Nerve Injury in Regional Anaesthesia

Ben Carey1†, Michael Barrington2

1Provisional Fellow, St. Vincents’ Hospital, Melbourne, Australia

2Consultant, St. Vincents’ Hospital and University of Melbourne, Melbourne, Australia

Edited by: Dr. Gill Foxall, Consultant Anaesthetist, Royal Surrey County Hospital, Guildford, UK, and Dr. Su Cheen Ng, Consultant in Anaesthetics, University College Hospital, London, UK

Corresponding author e-mail:

Published 14 April 2020


  • The aetiology of peripheral nerve injury (PNI) secondary to nerve blocks can be from mechanical, direct toxicity, ischaemic, or inflammatory causes.
  • A variety of methods have been proposed to reduce the risk of block-related nerve injury, including needle choice, use of peripheral nerve stimulation, monitoring injection pressure, ultrasound guidance, or a combination of these strategies.
  • Ultrasound guidance is unique because it provides real-time trajectory of the needle path and can detect intraneural needle placement, potentially minimising the risk of nerve injury.
  • Effective management of PNI includes excellent communication with the patient and other health care professionals and, if necessary, early referral to a specialist with expertise in peripheral neuropathies.

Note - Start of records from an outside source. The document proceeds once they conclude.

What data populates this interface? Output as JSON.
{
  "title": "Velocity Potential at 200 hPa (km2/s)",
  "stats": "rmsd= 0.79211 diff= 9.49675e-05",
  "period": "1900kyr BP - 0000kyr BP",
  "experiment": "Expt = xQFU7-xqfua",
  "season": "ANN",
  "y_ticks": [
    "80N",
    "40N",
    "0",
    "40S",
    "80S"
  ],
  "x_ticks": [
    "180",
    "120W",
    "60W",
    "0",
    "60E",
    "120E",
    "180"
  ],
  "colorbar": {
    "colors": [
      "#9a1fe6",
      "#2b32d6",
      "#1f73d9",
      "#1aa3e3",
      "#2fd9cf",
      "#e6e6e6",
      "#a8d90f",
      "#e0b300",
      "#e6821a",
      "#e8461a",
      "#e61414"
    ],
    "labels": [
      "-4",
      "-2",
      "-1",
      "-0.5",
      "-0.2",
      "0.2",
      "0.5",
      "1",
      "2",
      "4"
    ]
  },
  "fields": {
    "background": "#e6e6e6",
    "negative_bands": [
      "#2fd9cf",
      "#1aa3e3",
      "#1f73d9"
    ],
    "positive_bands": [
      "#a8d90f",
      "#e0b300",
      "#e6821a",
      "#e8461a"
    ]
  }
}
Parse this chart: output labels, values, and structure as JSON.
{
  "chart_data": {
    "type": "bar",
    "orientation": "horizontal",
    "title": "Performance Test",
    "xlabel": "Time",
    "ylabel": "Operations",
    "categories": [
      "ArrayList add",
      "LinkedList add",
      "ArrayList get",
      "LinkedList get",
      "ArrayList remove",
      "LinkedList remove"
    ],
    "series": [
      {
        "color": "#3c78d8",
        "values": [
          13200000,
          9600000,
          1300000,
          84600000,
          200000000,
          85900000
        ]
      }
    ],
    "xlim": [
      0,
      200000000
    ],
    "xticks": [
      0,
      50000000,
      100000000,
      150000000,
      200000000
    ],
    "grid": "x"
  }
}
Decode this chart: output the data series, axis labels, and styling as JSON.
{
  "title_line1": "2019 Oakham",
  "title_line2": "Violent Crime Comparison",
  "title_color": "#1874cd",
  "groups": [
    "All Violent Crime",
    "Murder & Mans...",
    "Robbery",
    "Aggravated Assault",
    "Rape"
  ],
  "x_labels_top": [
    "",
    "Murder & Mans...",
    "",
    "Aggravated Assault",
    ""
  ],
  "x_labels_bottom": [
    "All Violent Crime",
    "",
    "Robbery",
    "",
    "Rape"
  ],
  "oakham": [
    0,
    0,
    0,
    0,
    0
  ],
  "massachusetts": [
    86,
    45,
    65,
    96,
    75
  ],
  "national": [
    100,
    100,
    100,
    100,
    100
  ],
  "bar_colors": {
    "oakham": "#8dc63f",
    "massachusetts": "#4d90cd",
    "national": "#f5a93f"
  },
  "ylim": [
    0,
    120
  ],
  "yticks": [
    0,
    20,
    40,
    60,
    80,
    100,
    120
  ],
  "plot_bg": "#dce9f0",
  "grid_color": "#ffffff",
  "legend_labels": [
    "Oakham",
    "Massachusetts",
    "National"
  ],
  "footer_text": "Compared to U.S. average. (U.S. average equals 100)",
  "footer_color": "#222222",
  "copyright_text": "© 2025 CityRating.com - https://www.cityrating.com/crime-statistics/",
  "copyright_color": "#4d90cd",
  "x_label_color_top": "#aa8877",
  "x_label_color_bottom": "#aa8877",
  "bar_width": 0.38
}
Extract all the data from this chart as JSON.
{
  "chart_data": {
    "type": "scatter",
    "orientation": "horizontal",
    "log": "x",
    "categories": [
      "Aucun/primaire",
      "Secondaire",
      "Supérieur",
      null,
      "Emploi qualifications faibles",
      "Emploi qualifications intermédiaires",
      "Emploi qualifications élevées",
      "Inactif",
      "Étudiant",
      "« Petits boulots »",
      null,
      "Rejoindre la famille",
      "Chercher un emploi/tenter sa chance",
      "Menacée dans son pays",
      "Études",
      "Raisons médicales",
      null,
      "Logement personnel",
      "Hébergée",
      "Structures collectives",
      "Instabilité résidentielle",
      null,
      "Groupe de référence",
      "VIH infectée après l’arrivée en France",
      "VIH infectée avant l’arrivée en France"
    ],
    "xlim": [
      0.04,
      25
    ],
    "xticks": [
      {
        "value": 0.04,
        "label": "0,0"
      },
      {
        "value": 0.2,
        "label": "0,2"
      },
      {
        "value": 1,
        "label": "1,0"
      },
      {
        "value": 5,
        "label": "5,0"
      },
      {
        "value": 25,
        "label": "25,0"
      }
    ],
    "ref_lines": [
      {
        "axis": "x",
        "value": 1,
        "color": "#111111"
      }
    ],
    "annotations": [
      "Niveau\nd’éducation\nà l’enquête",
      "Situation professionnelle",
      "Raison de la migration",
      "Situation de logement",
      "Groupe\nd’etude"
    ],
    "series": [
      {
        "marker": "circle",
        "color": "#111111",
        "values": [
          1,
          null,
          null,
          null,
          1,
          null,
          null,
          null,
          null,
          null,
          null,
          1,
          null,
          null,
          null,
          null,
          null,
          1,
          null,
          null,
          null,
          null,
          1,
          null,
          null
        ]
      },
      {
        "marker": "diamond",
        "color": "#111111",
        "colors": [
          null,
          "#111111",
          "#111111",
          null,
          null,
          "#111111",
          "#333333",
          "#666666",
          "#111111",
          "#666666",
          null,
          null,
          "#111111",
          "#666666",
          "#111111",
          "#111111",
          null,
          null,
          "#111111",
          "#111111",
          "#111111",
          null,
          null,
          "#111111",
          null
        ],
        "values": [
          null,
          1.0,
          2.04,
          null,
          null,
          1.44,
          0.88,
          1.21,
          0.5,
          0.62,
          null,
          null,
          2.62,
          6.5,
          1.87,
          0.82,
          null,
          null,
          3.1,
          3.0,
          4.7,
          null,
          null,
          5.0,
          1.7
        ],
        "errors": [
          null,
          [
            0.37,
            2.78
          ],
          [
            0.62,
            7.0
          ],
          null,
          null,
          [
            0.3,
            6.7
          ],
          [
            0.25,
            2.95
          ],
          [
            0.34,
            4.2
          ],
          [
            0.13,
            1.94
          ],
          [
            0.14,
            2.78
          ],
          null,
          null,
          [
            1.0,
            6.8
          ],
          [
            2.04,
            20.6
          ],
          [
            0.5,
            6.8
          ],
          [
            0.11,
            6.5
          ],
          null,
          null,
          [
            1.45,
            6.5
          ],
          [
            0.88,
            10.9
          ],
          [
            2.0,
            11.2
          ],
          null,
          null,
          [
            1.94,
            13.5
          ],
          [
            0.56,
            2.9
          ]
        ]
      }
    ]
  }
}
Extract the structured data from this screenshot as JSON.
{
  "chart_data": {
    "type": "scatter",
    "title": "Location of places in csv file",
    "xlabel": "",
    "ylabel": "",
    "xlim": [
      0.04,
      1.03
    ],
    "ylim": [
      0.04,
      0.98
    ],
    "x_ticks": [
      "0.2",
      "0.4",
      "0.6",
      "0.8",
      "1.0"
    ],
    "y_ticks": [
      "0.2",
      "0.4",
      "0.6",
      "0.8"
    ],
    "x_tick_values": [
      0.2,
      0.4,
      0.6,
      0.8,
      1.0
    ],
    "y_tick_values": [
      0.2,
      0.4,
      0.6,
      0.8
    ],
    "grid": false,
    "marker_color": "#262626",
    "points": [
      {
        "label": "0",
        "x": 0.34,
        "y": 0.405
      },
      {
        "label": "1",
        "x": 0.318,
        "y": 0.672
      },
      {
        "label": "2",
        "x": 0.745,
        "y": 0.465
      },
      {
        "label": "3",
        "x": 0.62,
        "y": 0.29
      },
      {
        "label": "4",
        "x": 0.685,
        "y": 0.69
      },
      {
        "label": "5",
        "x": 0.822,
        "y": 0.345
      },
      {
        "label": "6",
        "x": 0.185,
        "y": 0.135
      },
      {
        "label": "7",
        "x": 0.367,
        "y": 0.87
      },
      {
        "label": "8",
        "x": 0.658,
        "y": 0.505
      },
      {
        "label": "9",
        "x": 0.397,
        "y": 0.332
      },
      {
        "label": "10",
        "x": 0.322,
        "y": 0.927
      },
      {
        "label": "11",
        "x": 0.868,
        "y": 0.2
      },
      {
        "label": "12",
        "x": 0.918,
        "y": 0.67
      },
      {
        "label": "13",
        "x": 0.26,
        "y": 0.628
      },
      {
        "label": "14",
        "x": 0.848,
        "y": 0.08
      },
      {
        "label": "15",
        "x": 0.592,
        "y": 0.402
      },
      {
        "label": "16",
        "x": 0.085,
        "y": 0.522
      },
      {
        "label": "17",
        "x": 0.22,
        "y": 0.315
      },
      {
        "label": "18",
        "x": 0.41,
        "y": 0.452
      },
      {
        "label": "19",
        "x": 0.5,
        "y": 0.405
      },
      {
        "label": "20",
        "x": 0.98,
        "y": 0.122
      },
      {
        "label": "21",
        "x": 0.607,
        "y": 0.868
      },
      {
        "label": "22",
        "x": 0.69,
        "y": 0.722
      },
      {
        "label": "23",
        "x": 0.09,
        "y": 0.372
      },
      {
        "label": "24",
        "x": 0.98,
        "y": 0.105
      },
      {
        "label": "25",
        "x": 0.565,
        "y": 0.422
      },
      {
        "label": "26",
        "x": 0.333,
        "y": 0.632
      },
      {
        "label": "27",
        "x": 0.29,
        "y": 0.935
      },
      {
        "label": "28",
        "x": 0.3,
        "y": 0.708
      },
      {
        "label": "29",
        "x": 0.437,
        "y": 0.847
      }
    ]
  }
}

Peripheral nerve blockade (PNB) is associated with a number of potential complications, including inadvertent vascular puncture and associated haematoma, inadvertent damage to other structures (eg, pleura), local anaesthetic systemic toxicity, myotoxicity, infection, misplacement or migration of catheters, wrong-site block, and nerve injury. Although nerve injuries associated with PNB are often temporary, the potential long-term consequences of nerve injury following PNB include sensory and motor deficits, neuropathic pain, and permanent disability, with an associated decrease in patient quality of life. The estimated incidence of serious long-term PNB-related nerve injury is 2 to 4/10 000 blocks.1 This incidence is difficult to quantify because of the lack of comprehensive epidemiological data, potential underreporting, and difficulties in attributing causation. The incidence may also vary according to the type of block performed.2 This article aims to explore the pathophysiology of nerve injury from PNB, suggest preventative strategies therein, and provide a commonsense approach to their management.


Peripheral nerves consist of axons bundled together by 3 separate connective tissue layers (see Figures 1a, b). Most axons are myelinated, with a Schwann cell that covers the axon in myelin and gaps known as the nodes of Ranvier spaced out at intervals to enhance nerve impulse conduction. The axon and Schwann cell structure responsible for myelination is termed the nerve fibre and is the functional unit of the peripheral nerve complex. This is covered along the length of the fibre by the endoneurium, the innermost connective tissue layer that contributes to the specialised environment that protects the axons.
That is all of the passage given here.